# Houston area / mid coast folks. Anyone want to fish Monday 26th?



## Sublime (Oct 9, 2015)

Weather permitting of course. I will probably launch at Sargent and pole the south shoreline of East Matagorda because I am really good at not catching fish there. Could also launch out of Matagorda harbor if need be.


----------



## backcast (Apr 9, 2013)

Sublime said:


> Weather permitting of course. I will probably launch at Sargent and pole the south shoreline of East Matagorda because I am really good at not catching fish there. Could also launch out of Matagorda harbor if need be.

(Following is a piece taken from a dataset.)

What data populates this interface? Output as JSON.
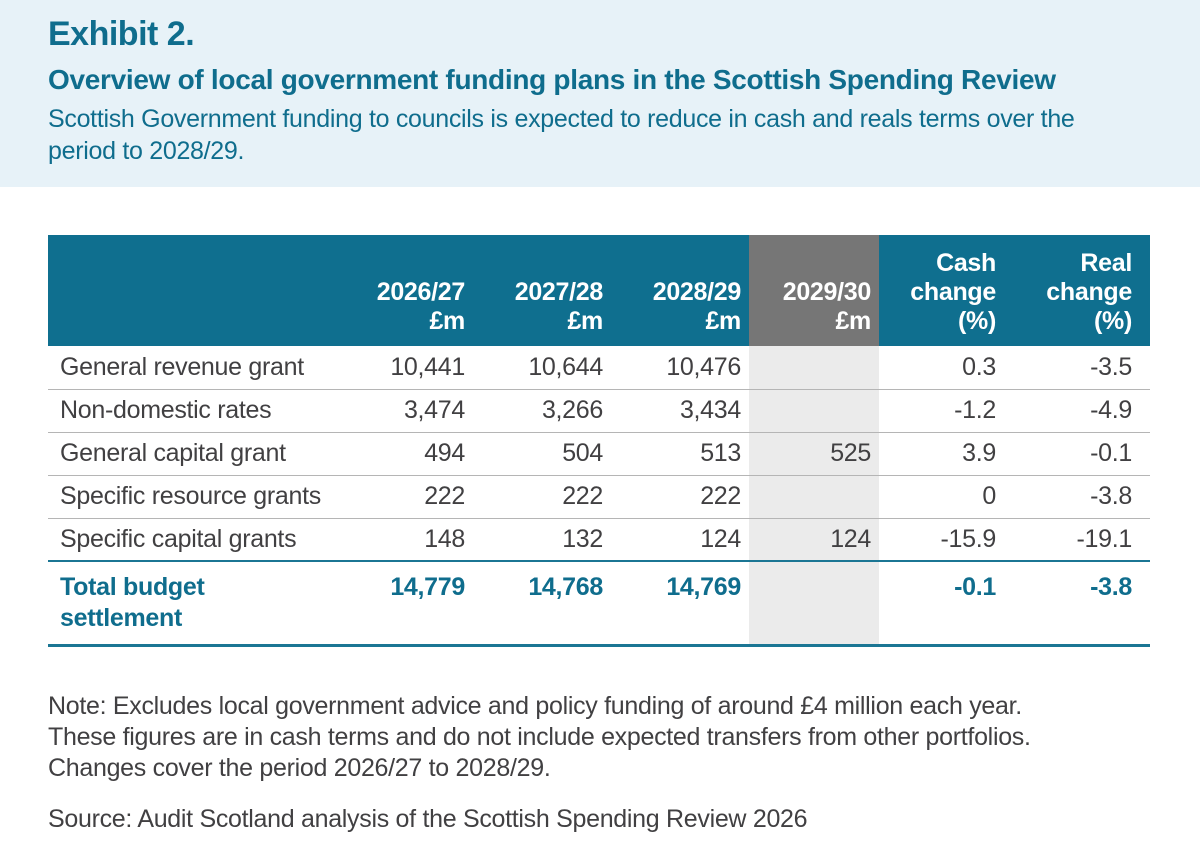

58% rain and East wind . You know East Matty will be chocolate.
Joe


----------



## Sublime (Oct 9, 2015)

backcast said:


> 58% rain and East wind . You know East Matty will be chocolate.
> Joe


Entirely possible, but Monday looks like the best window for a while. My windfinder app is predicting reasonable winds starting Saturday. If the predictions are correct all the water will get blown out of the bay tomorrow though with North winds over 30 mph lol. 

PS, I have received a PM for the open seat. I'll update this post if something changes.


----------



## efi2712micro (Sep 17, 2015)

I don't know Sargent and wouldn't mind a try soon ... still a better day out in wind than in the office


----------